Erklärung der Lösung
Die gewählte therapeutische Vorgehensweise mit Labilisierung der Stützpunkte bei den Reflexübungen half deutlich, das Korrekturprogramm für die Körpersteuerung zu provozieren. Es war notwendig, die Stimulierung mehr auf die Einschaltung der vorderen und hinteren als auf die schrägen Muskelketten auszurichten. Obwohl es so aussah, dass der Behandlungseffekt eine Reihe von Monaten ausblieb und auch dann Veränderungen in Richtung der Norm nur sehr langsam erfolgten, erwies sich die Therapieausrichtung als richtig. Normalisierende Veränderungen wurden in der Folge vollständig petrifiziert, sodass die Therapie ein sehr gutes Ergebnis brachte. Es ist nicht uninteressant, dass die VM2G auch in diesem Fall erfolgreich eingreifen konnte, obgleich die Ursache der Probleme in hereditärer Belastung lag.
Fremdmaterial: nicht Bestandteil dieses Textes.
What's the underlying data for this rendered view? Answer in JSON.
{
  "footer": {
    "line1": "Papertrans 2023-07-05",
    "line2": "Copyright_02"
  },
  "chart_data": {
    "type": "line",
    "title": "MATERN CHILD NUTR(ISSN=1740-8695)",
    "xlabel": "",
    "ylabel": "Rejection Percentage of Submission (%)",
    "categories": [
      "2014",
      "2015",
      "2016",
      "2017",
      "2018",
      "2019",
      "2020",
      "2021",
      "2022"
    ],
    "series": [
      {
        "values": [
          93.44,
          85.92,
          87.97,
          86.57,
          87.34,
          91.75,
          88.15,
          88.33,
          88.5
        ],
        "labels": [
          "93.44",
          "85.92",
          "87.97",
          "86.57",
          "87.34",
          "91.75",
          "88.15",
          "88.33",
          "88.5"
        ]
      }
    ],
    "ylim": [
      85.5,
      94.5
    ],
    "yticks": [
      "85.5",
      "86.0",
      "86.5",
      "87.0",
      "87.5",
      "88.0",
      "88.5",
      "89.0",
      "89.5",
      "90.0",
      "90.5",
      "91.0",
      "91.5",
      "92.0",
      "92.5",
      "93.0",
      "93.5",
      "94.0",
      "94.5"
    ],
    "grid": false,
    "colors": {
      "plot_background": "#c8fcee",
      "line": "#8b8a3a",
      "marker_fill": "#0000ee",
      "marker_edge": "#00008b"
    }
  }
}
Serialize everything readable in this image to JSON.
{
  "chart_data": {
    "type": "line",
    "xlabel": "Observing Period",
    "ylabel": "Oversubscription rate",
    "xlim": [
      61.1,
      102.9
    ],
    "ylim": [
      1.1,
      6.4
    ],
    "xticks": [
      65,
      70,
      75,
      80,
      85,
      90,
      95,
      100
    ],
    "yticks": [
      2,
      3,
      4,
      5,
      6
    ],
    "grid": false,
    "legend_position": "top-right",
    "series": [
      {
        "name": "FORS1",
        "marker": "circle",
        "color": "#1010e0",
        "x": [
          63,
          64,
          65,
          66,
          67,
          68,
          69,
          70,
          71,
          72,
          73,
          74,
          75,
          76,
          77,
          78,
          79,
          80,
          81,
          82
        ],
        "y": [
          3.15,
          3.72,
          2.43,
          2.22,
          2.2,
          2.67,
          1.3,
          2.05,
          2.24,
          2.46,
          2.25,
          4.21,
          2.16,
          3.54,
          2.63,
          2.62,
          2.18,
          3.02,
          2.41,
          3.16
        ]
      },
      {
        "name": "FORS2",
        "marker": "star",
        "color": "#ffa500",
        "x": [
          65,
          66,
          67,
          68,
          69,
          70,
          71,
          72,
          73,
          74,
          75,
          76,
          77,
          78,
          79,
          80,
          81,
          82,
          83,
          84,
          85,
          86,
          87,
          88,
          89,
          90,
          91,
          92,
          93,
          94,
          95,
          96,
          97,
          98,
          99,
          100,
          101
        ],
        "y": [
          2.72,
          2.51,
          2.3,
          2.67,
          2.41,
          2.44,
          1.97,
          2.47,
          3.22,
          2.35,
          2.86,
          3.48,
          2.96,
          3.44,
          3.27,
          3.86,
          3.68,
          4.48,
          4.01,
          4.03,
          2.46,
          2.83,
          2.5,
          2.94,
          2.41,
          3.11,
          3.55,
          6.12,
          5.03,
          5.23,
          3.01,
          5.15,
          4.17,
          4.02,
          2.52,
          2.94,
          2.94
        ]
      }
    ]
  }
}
Problemlösung der Körperhaltungsautomatik durch Labilisierung der Stützflächen und schräge Übungsflächen
Zur Erreichung des Therapieziels trug auch deutlich der Mechanismus von Übungen auf einer in Längsrichtung schiefen Fläche in Kombination mit einer in Querrichtung schiefen Fläche bei. Die Verbindung beider Neigungen schafft die Bedingungen für die Aktivierung des Torsionsbiomechanismus des Körpers, durch dessen ideale Mitte die direkten Muskelketten führen. Zusammen mit diesen Torsionsbedingungen nutzte man gleichzeitig die Labilisierung der Körperstützpunkte. Die Kombination schwieriger räumlicher und Adhäsionsvoraussetzungen macht das Auslösen und Halten des Stimulationsreflexes für das Gehirn zu einer außerordentlich anstrengenden Angelegenheit. Dank dessen verläuft jedoch der eigentliche therapeutische Reflex außerordentlich präzise, und man kann ihn sehr gut in einen konkreten Körperteil zielen. Diese Art von Therapie stellt außerordentliche Ansprüche an den Physiotherapeuten, denn er muss einen optimalen Belastungsgrad schaffen und die Durchführung der Stimulation für die Hausübungen richtig erklären. Der optimale Belastungsgrad geht einerseits von der aktuell verlaufenden Reflexantwort beim Patienten, andererseits von den aktuellen Dispositionen des Patienten aus.